Published on July 18, 2019
(Source)
Most people see the headline “90% of Drivers Consider Themselves Above Average” and think “wow, other people are terrible at evaluating themselves objectively.” What you should think is “that doesn’t sound so implausible if we’re using the mean for average in a heavily negative-skewed distribution.”
Although a headline like this is often used to illustrate the illusion of superiority, (where people overestimate their competence) it also provides a useful lesson in clarifying your assertions when you talk statistics about data. In this particular case, we need to differentiate between the mean and median of a set of values. Depending on the question we ask, it is possible for 9/10 drivers to be above average.
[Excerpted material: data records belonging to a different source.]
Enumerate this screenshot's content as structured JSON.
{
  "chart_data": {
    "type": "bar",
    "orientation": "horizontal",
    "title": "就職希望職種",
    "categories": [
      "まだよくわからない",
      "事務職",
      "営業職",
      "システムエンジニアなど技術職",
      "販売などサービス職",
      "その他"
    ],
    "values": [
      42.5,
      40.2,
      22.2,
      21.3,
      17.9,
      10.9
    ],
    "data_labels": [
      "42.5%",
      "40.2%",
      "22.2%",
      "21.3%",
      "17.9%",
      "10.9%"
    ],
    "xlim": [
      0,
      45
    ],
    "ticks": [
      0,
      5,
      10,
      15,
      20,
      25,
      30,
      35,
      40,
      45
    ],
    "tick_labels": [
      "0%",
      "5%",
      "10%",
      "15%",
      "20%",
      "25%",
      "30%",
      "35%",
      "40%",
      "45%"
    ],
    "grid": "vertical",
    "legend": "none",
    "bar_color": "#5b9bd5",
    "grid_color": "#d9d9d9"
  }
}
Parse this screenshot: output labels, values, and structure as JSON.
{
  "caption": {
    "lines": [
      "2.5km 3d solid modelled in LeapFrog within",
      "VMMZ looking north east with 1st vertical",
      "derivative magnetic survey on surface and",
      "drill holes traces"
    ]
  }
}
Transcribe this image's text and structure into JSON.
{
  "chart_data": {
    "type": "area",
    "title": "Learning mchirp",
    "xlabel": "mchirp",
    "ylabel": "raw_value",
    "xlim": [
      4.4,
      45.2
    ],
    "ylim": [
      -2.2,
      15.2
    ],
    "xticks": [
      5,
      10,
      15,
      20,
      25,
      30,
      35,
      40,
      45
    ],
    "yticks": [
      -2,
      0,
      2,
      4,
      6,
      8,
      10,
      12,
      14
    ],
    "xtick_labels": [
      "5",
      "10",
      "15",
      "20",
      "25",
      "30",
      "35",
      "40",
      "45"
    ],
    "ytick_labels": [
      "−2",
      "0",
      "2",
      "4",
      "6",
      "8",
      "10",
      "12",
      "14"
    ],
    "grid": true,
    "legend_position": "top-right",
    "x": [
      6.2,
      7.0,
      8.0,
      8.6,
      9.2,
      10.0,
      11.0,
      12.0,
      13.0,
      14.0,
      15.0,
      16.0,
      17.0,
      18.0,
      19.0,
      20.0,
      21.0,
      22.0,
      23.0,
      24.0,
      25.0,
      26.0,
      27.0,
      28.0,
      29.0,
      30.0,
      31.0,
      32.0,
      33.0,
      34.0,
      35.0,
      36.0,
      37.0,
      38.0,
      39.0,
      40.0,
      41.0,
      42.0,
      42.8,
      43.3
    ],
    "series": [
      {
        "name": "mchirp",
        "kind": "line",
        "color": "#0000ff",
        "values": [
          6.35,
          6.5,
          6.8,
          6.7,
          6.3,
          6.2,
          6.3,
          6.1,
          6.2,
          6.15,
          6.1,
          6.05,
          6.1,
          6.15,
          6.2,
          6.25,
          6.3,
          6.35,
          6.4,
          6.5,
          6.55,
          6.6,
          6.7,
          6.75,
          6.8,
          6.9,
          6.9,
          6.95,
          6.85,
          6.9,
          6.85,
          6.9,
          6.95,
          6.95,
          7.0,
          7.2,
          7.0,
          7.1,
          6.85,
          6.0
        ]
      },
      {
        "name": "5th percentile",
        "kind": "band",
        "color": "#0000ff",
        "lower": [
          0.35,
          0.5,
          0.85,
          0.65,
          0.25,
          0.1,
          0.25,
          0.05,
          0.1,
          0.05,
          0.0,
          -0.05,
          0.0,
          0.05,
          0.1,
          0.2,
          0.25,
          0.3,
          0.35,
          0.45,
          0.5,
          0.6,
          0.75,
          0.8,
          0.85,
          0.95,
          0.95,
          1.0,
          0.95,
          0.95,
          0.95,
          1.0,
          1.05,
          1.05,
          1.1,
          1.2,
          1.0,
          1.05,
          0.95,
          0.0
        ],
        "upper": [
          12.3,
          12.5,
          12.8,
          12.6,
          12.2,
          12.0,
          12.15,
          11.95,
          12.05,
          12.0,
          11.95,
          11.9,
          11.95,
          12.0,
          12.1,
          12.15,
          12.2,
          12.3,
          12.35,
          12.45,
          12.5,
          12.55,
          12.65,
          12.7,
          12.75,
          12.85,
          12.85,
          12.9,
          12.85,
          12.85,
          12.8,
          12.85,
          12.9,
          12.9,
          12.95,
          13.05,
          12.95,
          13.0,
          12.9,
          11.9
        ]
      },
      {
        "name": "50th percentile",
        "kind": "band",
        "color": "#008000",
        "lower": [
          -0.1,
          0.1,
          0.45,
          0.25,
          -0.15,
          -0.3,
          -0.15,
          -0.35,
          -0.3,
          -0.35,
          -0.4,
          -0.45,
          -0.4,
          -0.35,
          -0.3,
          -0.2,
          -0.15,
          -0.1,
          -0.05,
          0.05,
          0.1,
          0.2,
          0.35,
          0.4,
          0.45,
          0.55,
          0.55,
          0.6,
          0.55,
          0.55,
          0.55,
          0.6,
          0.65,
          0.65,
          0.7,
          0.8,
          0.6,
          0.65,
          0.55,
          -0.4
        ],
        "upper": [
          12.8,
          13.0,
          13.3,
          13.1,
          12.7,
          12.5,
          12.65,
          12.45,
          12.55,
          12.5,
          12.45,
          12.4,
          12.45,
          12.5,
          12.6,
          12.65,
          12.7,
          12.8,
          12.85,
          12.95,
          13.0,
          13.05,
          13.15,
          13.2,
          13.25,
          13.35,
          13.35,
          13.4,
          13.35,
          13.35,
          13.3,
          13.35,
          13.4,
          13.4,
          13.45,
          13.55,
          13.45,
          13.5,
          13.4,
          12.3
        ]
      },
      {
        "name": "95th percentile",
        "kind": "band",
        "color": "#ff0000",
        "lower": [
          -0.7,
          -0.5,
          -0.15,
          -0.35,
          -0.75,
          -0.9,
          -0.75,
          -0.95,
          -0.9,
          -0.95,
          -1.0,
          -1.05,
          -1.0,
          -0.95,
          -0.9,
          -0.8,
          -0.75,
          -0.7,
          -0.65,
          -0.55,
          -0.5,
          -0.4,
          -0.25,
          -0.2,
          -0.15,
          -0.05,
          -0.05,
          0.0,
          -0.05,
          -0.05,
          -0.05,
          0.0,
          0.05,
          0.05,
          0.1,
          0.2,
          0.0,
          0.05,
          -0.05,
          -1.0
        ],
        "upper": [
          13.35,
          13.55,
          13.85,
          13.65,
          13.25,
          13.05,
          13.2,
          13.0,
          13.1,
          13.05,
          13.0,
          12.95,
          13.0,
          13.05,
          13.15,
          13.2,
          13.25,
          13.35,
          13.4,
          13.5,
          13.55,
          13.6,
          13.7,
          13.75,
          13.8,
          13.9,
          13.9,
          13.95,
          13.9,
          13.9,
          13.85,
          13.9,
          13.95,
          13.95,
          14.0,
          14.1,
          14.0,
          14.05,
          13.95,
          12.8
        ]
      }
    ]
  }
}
Here’s the data to prove it:
Driver Skill Dataset and Dot Plot with Mean and Median
The distinction is whether we use mean or median for “average” driver skill. Using the mean, we add up all the values and divide by the number of values, giving us 8.03 for this dataset. Since 9 of the 10 drivers have a skill rating greater than this, 90% of the drivers could be considered above average!
The median, in contrast, is found by ordering the values from lowest to highest and selecting the value where half the data points are smaller and half are larger. Here it’s 8.65 with 5 drivers below and 5 above. By definition, 50% of drivers are below the median and 50% exceed the median. If the question is “do you consider yourself better than 50% of other drivers?” than 90+% of drivers cannot truthfully answer in the affirmative.
(The median is a particular case of a percentile (also called a quantile), a value at which the given % of numbers are smaller. The median is the 50th quantile: 50% of numbers in a dataset are smaller. We could also find the 90th quantile, where 90% of values are smaller or the 10th quantile, where 10% of values are smaller. Percentiles are an intuitive way to describe a dataset.)